There ought to be (and indeed use to be) at least two built-in checks for passing the taxon constraints. First during PAINT handling and second during the standard pipeline

  1. Built-in to PAINT itself so that the annotations aren't created in the first place. 3 possible things could happen at this stage. 1.a code-rot resulting in this functionality being lost. -- @huaiyumi would you please check that. -- 1.b older PAINT annotations prior to current checks, but these could be caught when the PAINT gafs are generated by @huaiyumi, again @huaiyumi to check-- and last 1.c the taxon checker service that PAINT uses is down -- @kltm or @dougli1sqrd can determine that.

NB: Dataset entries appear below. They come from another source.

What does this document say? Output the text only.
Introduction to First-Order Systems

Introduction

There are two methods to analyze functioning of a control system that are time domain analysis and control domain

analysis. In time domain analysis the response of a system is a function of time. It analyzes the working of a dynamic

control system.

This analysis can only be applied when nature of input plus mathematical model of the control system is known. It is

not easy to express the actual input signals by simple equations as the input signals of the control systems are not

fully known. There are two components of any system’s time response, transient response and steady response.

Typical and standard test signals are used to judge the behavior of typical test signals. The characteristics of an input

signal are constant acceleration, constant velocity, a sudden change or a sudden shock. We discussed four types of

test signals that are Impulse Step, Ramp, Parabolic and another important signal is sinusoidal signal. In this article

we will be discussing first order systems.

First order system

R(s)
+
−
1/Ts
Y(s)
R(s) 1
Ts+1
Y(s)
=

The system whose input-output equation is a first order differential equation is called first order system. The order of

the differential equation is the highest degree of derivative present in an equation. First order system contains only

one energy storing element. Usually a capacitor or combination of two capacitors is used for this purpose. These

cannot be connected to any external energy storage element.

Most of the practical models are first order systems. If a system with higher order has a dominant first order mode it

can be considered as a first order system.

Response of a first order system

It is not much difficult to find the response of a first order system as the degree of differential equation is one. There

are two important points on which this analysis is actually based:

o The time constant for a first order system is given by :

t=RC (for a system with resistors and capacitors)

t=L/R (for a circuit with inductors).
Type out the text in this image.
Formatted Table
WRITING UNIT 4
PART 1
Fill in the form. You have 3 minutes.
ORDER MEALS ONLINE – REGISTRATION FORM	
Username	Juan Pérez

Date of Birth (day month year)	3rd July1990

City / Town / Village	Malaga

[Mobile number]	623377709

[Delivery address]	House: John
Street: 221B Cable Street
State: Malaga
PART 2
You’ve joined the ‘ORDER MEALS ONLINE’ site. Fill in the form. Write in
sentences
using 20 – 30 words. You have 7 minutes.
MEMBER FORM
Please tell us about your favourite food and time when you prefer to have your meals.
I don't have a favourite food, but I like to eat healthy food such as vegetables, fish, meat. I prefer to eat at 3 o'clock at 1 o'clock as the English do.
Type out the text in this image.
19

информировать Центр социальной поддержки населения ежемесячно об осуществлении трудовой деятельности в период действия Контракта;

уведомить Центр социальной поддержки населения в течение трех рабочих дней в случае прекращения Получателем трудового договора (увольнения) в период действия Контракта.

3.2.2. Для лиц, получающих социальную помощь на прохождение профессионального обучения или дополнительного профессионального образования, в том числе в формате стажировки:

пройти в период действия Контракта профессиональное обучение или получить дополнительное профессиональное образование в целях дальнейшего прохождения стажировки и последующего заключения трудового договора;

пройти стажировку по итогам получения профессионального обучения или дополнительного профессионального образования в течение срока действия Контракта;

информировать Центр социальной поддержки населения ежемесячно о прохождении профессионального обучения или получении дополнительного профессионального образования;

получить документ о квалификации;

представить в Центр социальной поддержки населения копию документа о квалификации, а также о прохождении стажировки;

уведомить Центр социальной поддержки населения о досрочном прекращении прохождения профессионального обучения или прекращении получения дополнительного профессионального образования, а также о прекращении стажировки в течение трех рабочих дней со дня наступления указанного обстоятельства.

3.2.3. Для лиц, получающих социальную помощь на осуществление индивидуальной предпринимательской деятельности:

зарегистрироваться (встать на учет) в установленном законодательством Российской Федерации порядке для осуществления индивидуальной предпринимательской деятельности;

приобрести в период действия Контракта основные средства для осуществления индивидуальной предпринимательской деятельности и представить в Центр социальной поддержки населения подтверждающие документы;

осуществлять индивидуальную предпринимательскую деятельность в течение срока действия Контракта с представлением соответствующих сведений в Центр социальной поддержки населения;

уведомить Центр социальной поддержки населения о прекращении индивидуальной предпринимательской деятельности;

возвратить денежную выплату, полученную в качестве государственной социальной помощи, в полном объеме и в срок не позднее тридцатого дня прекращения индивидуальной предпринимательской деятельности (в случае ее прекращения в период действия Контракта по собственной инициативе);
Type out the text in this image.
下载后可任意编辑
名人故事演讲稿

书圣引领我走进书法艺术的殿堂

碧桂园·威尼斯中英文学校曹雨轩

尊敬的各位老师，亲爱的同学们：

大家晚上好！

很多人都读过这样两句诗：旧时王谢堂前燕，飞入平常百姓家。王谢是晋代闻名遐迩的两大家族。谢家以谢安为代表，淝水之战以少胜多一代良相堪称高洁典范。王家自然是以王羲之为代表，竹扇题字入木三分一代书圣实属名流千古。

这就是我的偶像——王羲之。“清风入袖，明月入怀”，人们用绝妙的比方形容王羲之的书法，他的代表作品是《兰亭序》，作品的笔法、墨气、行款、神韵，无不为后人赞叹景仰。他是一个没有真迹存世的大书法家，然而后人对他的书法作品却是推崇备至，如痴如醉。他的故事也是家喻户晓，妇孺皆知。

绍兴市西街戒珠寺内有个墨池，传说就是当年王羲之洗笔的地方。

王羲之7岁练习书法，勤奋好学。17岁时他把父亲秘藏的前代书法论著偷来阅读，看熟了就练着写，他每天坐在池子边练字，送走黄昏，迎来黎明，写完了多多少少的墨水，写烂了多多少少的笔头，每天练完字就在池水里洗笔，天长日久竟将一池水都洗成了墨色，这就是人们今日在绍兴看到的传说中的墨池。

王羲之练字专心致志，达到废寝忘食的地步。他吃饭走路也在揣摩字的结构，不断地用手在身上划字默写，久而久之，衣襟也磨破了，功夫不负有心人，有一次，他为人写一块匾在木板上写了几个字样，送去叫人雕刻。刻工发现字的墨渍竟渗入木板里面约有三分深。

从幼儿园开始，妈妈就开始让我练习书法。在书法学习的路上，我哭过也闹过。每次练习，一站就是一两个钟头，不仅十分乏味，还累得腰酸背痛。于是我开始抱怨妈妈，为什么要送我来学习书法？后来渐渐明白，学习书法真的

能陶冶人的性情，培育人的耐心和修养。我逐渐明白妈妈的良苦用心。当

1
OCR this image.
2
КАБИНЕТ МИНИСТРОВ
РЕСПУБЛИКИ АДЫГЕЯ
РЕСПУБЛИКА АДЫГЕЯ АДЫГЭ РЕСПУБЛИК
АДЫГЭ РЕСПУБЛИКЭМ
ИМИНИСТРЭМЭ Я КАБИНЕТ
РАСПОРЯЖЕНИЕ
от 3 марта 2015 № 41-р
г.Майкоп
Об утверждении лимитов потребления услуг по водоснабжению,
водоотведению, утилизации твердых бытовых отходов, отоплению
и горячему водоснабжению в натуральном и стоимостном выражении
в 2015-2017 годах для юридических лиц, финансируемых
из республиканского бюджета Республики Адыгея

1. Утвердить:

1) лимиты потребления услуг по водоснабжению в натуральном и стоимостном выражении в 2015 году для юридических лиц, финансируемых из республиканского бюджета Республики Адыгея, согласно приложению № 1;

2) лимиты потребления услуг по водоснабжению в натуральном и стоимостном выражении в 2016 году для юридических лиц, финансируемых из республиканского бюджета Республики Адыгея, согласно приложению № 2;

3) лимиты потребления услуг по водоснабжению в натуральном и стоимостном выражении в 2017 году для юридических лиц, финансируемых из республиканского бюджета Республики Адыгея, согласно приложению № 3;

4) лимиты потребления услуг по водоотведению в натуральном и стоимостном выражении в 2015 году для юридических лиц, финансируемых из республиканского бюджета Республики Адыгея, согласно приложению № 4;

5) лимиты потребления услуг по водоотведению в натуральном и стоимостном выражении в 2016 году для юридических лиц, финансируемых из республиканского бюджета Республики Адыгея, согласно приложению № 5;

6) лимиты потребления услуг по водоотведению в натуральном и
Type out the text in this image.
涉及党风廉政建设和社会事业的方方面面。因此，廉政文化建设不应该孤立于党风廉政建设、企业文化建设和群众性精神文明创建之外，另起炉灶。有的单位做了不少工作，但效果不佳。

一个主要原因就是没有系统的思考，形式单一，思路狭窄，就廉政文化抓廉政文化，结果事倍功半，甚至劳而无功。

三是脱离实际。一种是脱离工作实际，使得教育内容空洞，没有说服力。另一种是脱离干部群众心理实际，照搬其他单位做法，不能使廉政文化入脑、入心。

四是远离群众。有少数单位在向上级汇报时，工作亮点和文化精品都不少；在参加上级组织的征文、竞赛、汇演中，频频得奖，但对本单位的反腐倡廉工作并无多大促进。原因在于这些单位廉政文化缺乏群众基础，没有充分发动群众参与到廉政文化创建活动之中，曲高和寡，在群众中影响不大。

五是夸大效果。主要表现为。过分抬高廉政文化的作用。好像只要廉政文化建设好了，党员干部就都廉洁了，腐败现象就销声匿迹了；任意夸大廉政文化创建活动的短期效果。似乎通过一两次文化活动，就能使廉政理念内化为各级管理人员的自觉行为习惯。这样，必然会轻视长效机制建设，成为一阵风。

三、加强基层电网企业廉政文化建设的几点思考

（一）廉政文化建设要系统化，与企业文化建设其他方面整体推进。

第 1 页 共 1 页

  2. The pipeline should be checking all submissions to ensure they obey the taxon constraints. This would deal with any failures in the above. Really though these should ideally be caught at inception

kltm commented 6 years ago

Moved to implementation ticket here: https://github.com/geneontology/go-site/issues/758

pgaudet commented 6 years ago

We should leave this ticket open as it provides nice examples to do QC.

kltm commented 6 years ago

@pgaudet If they are to be implemented, they should go with the ticket; if they are documentation, the wiki may be a more appropriate place.

pgaudet commented 5 years ago

I think this is all done. Please reopen if not.